Chronik | Österreich
05.06.2017

Für Beamte gelten spezielle Benimmregeln

Selbst in der Freizeit müssen sich Staatsdiener ihrer Ämter bewusst sein. Sonst drohen Strafen.

Als Werner Zinkl Richteramtsanwärter war, warnten ihn die älteren Kollegen, auf der Straße doch lieber kein Eis aus dem Stanitzel zu schlecken. „Das war verpönt und auch verboten.“

Das ist einige Jahre her und Zinkl, mittlerweile Präsident der Richtervereinigung, dürfte heute sogar in Flipflops und Shorts durch die Grazer Innenstadt flanieren. Eistüte inklusive. Bei einem Fest auf dem Tisch zu tanzen, sollte ein Richter allerdings dann doch lieber tunlichst bleiben lassen. „Es ist aber immer eine Gratwanderung“, mahnt Zinkl. „Du musst daran denken, wie kommt das bei anderen an?“

Ein Gedankengang, den ein steirischer Religionslehrer nicht verfolgt hat. Oder vielmehr nicht mehr verfolgen konnte: Betrunken am Steuer ertappt, randalierte der Mann des Abends, attackierte zwei Polizisten und musste später Strafe zahlen.

Schlechtes Beispiel

Doch damit nicht genug. Die Disziplinarkommission des Landesschulrats eröffnete ein Verfahren, obwohl sich der Mann weit weg von seinen Schülern oder Lehrerkollegen daneben benommen hatte – und das auch noch in seiner Freizeit. Aber: Jeder Lehrer hat sein Verhalten entsprechend seiner Stellung so einzurichten, dass er kein schlechtes Beispiel gibt, sondern stets ein Vorbild ist, mahnt die Kommission im Bescheid.

Das hat seine rechtliche Basis im Beamtendienstgesetz. Demnach müssen Beamte - seien sie nun Lehrer, Richter, Staatsanwälte oder Referenten in einer Landesregierung - in ihrem gesamten Verhalten darauf Bedacht nehmen, dass das Vertrauen der Allgemeinheit in die sachliche Wahrnehmung der dienstlichen Aufgaben erhalten bleibt.

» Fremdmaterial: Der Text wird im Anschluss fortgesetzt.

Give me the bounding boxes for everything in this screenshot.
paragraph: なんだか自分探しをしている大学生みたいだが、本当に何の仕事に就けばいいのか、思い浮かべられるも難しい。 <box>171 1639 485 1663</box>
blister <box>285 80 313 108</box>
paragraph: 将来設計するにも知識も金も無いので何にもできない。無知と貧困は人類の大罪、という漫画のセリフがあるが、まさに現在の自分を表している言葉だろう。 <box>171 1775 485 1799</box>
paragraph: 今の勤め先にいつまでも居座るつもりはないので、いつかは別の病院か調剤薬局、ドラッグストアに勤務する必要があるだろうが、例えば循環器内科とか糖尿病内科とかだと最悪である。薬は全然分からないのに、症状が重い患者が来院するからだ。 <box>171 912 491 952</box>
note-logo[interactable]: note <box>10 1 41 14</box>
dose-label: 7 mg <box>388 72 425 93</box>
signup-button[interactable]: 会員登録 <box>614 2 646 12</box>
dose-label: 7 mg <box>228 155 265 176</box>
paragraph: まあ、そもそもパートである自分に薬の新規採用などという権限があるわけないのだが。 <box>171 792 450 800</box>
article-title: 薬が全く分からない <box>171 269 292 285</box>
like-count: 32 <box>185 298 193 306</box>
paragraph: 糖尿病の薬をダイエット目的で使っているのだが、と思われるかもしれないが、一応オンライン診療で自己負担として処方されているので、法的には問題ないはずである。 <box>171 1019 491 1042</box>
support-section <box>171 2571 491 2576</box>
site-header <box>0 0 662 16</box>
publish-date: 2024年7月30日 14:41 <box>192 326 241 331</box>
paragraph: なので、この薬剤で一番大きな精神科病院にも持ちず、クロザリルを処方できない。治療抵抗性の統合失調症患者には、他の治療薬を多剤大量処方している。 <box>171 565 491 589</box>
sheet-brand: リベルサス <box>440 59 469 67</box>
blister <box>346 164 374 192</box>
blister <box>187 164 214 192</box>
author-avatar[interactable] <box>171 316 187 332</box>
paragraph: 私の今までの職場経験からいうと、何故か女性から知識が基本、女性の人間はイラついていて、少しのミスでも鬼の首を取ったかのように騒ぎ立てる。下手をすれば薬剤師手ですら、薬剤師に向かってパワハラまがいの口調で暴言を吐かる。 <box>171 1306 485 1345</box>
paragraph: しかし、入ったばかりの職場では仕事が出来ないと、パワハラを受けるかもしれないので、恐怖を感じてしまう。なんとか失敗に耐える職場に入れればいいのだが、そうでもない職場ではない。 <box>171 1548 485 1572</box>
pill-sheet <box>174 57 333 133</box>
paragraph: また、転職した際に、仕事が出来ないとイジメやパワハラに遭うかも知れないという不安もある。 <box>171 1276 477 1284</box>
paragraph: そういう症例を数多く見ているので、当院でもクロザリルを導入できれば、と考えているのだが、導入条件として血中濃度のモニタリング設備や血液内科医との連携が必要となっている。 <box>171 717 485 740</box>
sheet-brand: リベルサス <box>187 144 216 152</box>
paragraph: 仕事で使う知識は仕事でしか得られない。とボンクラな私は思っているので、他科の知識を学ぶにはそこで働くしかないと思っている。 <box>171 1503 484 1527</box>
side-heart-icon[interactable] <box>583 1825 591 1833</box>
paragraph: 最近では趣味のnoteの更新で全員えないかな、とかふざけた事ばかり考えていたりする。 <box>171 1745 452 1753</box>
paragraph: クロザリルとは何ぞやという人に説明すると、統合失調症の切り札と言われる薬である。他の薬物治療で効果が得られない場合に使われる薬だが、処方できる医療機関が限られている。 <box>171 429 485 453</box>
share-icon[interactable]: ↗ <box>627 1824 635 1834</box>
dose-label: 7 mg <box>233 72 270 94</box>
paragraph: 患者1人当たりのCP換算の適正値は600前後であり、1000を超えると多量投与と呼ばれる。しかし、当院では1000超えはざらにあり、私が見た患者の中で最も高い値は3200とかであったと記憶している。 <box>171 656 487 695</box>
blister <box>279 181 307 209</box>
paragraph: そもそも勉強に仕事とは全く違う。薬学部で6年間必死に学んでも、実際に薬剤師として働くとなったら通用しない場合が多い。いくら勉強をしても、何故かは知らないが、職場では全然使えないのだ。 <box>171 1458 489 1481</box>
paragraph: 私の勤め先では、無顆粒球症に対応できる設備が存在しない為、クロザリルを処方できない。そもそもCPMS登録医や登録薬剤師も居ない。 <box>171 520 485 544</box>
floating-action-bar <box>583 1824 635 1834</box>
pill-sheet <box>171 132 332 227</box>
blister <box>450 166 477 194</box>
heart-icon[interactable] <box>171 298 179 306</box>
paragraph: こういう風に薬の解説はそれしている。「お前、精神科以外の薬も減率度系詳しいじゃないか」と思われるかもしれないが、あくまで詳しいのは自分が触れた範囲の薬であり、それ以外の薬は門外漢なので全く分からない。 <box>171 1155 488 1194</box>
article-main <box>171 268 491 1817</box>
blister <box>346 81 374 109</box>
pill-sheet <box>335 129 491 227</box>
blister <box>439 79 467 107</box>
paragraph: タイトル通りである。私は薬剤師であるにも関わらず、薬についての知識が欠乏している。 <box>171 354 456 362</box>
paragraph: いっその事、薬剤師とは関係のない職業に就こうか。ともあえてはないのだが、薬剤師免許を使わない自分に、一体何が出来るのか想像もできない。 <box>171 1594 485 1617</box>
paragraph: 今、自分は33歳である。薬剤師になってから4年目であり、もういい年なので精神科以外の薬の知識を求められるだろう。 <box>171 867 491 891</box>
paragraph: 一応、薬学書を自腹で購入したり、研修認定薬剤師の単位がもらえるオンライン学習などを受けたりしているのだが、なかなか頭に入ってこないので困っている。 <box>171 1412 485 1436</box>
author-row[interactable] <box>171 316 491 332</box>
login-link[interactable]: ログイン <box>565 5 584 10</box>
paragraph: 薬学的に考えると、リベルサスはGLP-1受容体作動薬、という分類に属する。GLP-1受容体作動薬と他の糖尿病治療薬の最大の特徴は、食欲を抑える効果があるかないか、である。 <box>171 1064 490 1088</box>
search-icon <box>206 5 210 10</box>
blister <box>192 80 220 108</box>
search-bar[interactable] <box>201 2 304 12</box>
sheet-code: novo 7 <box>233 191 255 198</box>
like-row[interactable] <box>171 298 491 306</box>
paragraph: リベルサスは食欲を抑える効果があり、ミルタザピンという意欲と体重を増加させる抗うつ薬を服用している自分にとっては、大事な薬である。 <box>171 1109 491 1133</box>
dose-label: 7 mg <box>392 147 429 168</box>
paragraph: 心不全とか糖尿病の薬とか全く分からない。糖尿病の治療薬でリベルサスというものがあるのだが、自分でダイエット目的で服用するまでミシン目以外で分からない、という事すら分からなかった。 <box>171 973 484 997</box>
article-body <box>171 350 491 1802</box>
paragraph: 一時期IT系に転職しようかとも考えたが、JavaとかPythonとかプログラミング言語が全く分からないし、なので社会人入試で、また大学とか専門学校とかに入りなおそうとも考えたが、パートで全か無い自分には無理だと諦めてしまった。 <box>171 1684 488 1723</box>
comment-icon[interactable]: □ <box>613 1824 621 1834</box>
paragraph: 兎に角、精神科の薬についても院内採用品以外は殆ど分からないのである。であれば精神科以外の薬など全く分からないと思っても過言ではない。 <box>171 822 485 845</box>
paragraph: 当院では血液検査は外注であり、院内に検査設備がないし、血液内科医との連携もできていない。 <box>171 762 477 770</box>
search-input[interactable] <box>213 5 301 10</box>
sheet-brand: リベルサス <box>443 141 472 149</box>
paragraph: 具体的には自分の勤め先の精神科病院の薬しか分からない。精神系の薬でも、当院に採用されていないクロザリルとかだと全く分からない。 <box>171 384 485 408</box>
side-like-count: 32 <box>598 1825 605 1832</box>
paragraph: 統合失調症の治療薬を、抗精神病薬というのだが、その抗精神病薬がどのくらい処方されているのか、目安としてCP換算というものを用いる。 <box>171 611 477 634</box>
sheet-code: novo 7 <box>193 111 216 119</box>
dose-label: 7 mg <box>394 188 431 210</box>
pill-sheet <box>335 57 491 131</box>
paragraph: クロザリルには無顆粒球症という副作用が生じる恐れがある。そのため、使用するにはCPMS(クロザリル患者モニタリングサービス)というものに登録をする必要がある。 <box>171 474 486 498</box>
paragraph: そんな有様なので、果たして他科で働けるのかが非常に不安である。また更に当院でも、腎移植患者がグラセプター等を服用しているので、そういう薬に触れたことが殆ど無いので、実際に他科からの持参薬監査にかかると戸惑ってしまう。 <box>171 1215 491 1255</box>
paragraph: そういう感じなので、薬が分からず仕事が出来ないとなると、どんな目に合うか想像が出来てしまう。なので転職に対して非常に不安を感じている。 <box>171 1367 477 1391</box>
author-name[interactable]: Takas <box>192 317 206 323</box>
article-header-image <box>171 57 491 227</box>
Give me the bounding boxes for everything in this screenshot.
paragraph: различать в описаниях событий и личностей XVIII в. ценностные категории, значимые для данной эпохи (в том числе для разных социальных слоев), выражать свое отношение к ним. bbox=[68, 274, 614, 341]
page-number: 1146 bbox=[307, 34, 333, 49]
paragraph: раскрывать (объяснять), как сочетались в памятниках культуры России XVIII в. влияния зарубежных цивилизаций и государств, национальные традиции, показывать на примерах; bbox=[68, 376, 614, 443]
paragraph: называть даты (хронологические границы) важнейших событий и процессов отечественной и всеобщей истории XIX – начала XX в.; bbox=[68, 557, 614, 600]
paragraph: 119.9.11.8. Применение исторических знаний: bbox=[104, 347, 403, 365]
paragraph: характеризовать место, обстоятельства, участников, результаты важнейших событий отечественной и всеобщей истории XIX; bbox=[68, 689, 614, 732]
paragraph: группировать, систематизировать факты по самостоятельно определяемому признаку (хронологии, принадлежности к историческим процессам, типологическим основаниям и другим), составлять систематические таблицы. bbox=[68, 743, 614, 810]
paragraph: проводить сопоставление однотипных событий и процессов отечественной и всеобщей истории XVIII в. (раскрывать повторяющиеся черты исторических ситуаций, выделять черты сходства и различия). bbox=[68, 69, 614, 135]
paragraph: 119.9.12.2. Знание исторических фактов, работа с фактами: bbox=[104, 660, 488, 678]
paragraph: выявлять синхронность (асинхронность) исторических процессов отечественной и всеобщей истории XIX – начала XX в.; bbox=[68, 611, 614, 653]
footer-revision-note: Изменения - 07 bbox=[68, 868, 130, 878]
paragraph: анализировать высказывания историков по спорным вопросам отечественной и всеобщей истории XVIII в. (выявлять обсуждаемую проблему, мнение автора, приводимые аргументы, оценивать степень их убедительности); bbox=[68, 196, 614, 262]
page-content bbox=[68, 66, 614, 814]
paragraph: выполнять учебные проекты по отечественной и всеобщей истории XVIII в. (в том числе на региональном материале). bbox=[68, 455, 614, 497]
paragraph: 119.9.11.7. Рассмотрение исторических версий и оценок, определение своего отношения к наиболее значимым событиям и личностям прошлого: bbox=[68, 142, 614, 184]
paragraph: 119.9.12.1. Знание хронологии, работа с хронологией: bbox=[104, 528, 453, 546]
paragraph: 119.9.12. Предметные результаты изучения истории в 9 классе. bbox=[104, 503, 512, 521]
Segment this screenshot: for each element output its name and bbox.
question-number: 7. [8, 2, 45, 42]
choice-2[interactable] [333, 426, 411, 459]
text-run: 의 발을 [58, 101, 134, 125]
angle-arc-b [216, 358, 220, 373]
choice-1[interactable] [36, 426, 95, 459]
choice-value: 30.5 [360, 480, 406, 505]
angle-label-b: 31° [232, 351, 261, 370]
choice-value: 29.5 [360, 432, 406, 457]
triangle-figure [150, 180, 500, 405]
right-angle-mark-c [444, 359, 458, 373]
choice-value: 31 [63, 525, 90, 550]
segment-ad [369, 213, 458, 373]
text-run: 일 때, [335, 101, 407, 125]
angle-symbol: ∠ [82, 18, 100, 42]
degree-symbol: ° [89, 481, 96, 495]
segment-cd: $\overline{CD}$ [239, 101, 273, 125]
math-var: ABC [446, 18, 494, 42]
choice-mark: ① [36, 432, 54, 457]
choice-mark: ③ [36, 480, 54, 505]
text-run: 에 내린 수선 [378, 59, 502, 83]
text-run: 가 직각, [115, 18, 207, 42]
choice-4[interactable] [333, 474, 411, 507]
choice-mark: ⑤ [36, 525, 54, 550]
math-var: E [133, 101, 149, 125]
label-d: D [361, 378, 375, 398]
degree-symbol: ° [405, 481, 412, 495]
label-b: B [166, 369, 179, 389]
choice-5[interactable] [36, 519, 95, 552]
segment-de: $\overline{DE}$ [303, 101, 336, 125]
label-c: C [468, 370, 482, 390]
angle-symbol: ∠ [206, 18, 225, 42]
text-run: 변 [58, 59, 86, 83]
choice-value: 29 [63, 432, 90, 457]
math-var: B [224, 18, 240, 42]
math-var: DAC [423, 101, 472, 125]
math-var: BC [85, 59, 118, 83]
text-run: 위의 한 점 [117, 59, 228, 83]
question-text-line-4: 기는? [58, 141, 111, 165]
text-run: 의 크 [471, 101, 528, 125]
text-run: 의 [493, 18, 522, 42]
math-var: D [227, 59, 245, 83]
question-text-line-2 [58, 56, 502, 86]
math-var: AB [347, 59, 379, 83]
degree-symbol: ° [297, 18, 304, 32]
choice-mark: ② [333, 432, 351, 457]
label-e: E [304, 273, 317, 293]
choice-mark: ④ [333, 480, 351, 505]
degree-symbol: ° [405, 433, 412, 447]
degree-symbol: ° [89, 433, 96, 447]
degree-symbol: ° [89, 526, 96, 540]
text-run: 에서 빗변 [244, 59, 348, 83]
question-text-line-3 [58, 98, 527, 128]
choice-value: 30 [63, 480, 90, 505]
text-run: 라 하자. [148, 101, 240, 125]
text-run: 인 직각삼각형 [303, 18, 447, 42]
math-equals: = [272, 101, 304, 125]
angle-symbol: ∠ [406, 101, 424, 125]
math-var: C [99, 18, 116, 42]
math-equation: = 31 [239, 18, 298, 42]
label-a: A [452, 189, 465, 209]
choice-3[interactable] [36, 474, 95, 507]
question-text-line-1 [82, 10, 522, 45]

Oder anders: Fehltritte, die einem Angestellten oder Arbeiter in der Freizeit noch als Kavaliersdelikt nachgesehen werden, gelten für Richter, Lehrer oder Polizisten als berufsschädigend.

„Wenn ein Richter bei einem Match am Fußballplatz steht und mitschreit wie alle anderen, ist das kein Problem“, meint Werner Zinkl. „Aber dem Vordermann aus Ärger ein Bier über den Kopf zu schütten, das geht gar nicht.“ Und auch nicht in Sportkleidung im Freien eine Verhandlung zu leiten. Dafür bekam ein Richter einst ein Disziplinarverfahren.

Eine feiner Unterschied

Oberst Horst Jessenitschnig, Stadtpolizeikommandant von Klagenfurt und einer der Disziplinaranwälte der Polizei, formuliert es so: „Die Bevölkerung darf alles, was nicht verboten ist. Ein Polizist darf alles, was erlaubt ist.“ Ein feiner Unterschied. Ein Polizist außer Dienst, der bei bei einem privaten Fest in eine Rauferei verwickelt ist? Geht gar nicht. Ein Polizist, der betrunken in seiner Freizeit am Steuer erwischt wird? Erst recht nicht. Es gilt, den (An)Schein zu wahren. Wohl verhalten, heißt das offiziell. Normierungen wie in der alten Gendarmerieordnung gibt es aber keine mehr: „Übelbeleumundete Schenken“ waren da etwa dezidiert für den Besuch eines Gendarmen ausgeschlossen.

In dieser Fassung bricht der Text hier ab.